Une suspension pure et simple

La CFDT, première organisation syndicale en France, va plus loin. Elle demande purement et simplement la suspension totale des versements de dividendes aux actionnaires pour l'année 2020.  "De nombreux salariés, pour assurer une continuité de service, doivent s’adapter dans des conditions parfois difficiles, il serait incompréhensible que les actionnaires ne fassent pas eux aussi un effort", explique Philippe Portier, secrétaire national de la CFDT.

Au final, la décision va revenir aux entreprises. Airbus a déjà annoncé qu’elle ne verserait pas de dividendes en 2020, soit 1,4 milliard d’euros selon ce qui avait été annoncé aux résultats. "Nous sécurisons (…) nos activités afin de préserver l'avenir d'Airbus et de reprendre efficacement nos opérations après la crise", justifie Guillaume Faury, président exécutif d'Airbus.

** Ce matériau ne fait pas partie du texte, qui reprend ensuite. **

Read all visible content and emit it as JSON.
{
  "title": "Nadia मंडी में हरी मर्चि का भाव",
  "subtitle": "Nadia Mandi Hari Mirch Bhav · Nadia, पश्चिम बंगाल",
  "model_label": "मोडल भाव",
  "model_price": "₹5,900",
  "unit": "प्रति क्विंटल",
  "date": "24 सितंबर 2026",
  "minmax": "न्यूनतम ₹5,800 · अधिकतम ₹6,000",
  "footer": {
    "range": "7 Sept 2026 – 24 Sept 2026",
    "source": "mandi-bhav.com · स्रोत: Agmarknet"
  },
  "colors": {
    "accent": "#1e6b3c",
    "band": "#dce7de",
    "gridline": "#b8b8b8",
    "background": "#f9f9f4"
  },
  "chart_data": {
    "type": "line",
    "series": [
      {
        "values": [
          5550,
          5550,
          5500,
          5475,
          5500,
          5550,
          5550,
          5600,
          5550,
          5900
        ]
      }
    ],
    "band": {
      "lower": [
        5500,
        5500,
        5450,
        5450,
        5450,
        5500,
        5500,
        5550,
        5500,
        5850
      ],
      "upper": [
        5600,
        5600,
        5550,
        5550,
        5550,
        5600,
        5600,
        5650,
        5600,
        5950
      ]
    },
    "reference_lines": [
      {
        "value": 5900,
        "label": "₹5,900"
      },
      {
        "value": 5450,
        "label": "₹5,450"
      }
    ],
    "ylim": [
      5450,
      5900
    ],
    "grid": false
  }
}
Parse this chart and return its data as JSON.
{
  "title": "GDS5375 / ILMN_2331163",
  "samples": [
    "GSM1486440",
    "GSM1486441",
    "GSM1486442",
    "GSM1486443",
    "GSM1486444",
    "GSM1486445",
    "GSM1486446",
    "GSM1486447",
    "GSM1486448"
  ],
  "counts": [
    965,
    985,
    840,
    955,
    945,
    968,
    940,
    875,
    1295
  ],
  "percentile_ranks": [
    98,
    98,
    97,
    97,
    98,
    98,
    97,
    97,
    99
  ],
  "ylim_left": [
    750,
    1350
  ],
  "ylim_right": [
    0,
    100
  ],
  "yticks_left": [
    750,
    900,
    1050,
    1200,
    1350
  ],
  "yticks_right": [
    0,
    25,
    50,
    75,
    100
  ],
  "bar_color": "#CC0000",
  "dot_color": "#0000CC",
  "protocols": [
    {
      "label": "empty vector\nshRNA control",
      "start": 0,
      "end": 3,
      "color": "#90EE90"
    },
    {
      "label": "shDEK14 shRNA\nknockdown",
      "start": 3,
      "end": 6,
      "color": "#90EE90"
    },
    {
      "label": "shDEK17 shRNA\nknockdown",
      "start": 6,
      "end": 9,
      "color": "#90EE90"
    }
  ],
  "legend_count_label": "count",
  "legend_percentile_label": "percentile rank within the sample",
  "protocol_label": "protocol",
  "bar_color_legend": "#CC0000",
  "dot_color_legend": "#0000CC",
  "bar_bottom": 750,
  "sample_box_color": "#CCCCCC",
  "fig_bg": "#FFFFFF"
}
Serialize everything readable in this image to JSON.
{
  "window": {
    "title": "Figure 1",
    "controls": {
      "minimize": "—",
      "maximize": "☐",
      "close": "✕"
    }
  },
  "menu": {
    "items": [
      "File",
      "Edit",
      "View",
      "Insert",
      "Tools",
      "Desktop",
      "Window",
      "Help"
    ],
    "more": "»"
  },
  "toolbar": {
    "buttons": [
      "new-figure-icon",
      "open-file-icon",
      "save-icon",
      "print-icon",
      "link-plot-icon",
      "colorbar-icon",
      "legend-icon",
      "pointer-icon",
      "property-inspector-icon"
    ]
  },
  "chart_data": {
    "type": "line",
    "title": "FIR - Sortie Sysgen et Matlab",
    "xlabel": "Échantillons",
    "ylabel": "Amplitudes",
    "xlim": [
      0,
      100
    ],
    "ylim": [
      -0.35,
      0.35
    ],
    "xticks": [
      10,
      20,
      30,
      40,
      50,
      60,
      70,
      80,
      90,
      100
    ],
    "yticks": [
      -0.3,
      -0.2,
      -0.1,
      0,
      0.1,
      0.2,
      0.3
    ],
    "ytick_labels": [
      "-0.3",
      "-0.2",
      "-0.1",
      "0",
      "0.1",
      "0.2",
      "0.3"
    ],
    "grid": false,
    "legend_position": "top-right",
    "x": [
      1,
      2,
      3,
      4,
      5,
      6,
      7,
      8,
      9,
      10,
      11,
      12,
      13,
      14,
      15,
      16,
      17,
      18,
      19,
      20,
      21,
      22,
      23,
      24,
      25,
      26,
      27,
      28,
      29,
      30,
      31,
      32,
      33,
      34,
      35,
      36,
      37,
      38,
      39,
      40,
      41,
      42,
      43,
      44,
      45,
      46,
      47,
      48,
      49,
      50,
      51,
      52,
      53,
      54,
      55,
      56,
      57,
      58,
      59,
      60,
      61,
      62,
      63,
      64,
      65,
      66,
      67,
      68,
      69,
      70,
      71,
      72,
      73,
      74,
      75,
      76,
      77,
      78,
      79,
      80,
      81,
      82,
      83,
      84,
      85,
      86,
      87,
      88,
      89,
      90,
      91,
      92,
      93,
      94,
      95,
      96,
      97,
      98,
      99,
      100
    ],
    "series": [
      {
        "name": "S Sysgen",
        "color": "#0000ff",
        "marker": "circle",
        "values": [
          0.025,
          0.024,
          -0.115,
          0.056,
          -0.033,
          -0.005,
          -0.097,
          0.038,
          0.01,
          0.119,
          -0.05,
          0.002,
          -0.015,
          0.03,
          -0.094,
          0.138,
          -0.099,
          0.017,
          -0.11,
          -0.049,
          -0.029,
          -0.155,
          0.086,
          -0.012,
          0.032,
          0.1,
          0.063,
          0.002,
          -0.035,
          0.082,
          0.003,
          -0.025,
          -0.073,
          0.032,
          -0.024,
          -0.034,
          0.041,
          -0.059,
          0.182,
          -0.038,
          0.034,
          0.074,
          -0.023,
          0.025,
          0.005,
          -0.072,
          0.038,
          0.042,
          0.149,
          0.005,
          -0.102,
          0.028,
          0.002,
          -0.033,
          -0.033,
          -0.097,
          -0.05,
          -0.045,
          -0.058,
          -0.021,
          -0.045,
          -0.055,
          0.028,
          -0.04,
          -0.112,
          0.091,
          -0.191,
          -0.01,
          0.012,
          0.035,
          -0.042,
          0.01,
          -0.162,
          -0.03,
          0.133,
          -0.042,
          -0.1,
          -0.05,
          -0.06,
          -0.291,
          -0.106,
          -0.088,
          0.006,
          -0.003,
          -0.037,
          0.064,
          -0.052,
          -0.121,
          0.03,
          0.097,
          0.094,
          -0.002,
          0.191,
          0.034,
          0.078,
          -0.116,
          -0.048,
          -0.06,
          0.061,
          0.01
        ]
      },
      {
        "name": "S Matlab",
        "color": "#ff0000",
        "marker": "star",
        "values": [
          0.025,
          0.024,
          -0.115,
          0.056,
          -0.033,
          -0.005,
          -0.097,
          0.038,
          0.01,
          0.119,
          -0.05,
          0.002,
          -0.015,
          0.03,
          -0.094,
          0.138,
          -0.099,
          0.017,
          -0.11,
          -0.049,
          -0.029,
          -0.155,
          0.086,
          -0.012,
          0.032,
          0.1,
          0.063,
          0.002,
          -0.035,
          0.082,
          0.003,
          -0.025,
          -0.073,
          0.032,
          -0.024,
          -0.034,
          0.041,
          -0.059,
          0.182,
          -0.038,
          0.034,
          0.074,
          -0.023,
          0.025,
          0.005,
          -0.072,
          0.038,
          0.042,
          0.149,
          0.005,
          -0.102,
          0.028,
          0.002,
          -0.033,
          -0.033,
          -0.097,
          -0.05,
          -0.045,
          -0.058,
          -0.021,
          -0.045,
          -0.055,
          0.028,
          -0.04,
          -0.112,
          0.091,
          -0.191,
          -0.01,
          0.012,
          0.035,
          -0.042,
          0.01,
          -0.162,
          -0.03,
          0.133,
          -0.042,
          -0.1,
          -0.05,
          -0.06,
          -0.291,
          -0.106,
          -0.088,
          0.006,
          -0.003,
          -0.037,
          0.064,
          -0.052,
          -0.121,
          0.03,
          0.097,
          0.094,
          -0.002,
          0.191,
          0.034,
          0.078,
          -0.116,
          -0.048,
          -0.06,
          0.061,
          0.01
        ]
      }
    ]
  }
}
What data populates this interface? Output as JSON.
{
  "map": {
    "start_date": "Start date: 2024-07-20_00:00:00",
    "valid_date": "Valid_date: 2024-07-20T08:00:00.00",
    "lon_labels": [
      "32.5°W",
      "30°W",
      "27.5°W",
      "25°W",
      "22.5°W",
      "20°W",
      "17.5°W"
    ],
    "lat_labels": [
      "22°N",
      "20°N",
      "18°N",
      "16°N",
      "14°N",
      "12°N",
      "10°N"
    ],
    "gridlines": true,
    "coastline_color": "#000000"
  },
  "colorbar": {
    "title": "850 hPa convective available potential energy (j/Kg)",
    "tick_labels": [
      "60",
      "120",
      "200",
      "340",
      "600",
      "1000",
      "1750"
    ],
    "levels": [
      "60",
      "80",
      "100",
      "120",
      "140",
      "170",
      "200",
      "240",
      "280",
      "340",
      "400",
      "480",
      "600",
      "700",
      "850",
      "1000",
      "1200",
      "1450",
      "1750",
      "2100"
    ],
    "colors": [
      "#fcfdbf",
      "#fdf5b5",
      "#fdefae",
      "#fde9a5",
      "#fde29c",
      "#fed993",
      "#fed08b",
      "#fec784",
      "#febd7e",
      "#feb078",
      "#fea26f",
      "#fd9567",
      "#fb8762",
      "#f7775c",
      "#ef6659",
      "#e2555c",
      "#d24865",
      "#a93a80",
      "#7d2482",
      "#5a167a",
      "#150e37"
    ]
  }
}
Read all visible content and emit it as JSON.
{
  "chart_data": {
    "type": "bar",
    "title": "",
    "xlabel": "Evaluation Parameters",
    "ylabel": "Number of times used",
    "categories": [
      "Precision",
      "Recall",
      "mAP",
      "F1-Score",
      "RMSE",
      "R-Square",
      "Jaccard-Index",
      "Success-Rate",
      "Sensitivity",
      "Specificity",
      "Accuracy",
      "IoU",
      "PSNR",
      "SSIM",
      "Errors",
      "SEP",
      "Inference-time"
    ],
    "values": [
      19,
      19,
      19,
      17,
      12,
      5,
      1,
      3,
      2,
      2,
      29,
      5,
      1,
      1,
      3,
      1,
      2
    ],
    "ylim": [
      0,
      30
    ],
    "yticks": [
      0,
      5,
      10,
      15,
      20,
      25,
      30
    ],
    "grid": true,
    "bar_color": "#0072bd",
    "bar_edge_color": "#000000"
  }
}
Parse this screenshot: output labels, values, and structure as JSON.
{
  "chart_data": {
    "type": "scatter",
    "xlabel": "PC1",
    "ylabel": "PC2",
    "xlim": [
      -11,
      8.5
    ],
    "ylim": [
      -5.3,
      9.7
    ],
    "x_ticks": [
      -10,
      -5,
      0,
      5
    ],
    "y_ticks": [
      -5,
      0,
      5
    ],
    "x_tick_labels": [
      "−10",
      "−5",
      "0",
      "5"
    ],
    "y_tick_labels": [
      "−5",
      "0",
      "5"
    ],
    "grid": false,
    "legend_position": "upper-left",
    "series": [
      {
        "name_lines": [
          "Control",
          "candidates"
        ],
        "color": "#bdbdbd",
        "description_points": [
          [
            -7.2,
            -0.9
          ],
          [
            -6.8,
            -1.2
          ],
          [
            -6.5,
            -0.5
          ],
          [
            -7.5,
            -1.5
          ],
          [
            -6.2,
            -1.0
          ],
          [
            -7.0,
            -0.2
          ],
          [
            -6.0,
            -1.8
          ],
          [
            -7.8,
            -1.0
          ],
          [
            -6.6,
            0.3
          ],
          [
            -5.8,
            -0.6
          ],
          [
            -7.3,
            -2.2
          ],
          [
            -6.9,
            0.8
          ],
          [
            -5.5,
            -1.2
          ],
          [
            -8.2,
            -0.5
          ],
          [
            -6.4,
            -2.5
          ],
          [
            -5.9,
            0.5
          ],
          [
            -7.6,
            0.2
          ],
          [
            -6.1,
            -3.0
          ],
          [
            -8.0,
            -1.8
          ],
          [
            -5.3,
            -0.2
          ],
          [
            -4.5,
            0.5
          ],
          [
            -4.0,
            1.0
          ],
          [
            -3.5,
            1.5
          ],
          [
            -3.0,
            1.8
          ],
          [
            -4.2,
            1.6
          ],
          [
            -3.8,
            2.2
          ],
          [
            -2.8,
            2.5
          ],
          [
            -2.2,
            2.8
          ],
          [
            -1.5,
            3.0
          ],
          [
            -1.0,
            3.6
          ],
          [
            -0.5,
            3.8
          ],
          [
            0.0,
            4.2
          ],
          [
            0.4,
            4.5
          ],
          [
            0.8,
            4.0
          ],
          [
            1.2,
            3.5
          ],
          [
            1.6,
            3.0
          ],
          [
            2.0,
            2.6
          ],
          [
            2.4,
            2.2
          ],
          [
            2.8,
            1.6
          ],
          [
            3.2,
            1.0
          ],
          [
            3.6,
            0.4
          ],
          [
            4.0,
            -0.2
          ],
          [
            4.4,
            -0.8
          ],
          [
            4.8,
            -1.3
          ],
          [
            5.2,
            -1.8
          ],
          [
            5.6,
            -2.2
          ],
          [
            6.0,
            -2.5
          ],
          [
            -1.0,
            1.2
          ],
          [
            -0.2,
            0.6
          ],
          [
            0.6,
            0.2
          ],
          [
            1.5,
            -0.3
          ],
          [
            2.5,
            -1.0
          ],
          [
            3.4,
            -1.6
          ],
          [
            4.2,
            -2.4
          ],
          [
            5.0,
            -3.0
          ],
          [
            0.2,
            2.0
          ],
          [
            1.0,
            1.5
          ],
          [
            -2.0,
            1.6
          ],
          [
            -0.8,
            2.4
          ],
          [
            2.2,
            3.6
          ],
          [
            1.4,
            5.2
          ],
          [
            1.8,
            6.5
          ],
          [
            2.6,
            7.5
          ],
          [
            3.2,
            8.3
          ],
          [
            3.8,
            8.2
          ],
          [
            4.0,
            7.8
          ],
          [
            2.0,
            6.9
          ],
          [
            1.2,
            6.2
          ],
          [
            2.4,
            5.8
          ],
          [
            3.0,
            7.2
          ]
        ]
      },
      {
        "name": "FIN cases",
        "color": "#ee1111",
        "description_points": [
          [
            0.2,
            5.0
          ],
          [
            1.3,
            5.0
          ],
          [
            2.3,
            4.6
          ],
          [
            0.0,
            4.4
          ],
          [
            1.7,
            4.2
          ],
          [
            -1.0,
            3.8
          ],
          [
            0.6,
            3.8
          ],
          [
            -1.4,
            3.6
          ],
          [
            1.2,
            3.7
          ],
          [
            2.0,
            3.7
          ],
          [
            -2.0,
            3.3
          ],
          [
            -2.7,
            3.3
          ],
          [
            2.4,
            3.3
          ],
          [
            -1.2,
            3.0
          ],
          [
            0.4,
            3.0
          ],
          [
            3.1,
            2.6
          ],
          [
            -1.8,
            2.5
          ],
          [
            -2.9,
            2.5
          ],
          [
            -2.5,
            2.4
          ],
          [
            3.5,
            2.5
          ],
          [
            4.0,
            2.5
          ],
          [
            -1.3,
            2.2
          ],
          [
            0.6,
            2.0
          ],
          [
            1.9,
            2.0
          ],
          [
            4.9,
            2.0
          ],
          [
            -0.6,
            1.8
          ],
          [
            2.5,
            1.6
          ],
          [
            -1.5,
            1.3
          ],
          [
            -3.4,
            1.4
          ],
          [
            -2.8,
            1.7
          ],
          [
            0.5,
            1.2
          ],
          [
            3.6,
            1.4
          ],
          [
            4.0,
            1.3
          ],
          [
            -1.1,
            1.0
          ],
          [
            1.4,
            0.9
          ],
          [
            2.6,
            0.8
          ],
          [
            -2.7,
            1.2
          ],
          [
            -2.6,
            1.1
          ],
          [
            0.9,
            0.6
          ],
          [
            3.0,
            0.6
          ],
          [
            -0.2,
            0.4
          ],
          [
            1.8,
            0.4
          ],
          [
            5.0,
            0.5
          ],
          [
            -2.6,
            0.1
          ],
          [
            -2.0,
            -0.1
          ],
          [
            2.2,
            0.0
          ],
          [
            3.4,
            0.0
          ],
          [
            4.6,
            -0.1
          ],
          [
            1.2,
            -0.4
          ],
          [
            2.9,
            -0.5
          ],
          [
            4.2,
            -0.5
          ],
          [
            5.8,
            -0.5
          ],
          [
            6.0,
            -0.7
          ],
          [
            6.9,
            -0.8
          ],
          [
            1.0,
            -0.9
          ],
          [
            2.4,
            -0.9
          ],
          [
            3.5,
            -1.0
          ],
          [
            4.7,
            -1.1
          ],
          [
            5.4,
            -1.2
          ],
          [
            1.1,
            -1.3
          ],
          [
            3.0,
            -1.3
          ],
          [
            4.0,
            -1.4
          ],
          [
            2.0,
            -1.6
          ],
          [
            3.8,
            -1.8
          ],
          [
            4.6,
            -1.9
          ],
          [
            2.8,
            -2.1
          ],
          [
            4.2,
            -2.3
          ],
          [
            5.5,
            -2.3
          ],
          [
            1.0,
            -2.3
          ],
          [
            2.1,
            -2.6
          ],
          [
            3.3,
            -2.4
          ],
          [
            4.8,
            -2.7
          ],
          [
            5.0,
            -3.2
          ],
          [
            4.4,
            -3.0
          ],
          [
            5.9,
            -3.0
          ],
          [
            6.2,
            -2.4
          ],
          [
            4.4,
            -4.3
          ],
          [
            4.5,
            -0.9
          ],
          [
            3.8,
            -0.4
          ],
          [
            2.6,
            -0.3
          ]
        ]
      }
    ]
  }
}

Dans la foulée, d’autres entreprises de l’aéronautique ont embrayé, comme Boeing et Lufhtansa. Une position qui fait tache d’huile dans de nombreux autres secteurs : Ford, H&M, Inditex (mode), Electrolux, les hôtels Intercontinental… Des annonces lourdes de conséquences pour les investisseurs qui s’attendaient à de belles sommes. 2019 avait affiché un montant record avec 1 430 milliards de dollars de dividendes dans le monde, dont 49,2 milliards pour le CAC40, et l’année 2020 s’annonçait encore meilleure.

Encore des hésitations

Le secteur pétrolier ne sait pas encore sur quel pied danser. Surexposé à la crise, il est pris en étau entre la paralysie de l’économie et la chute vertigineuse des cours du baril à moins de 30 dollars. Tous les groupes ont annoncé des plans d’économies et des baisses d’investissement. En revanche, les majors comme Total ou Shell assurent que les dividendes seront maintenus. Il faut dire que les généreux dividendes sont désormais le principal facteur d’attractivité des pétroliers, alors que le secteur est de plus en plus ciblé par des réglementations sur le risque climat.

Les banques elles-aussi semblent hésitantes. C’est pourquoi la Banque centrale européenne (BCE) qui a lancé un plan d’urgence de 750 milliards de dollars, gronde : "les banques européennes ont besoin de mobiliser leurs fonds propres. Le répit obtenu par les banques grâce aux mesures adoptées doit être utilisé pour financer l’économie, pas pour augmenter les rémunérations ou la distribution de dividendes".

L’espagnole Santander a entendu le message et a d’ores et déjà annoncé que les versements de dividendes prévus pour 2020 seraient reportés à 2021. En France, on semble moins allant. Chez BNP Paribas, le versement de 3,87 milliards d’euros est toujours à l’ordre du jour. Tout comme les 1,88 milliard d’euros de la Société générale. Toutefois, la Fédération des Banques européennes (FBF) est en train d’interroger ses membres sur ce sujet et pourrait prochainement recommander de suspendre le versement des dividendes pour 2020.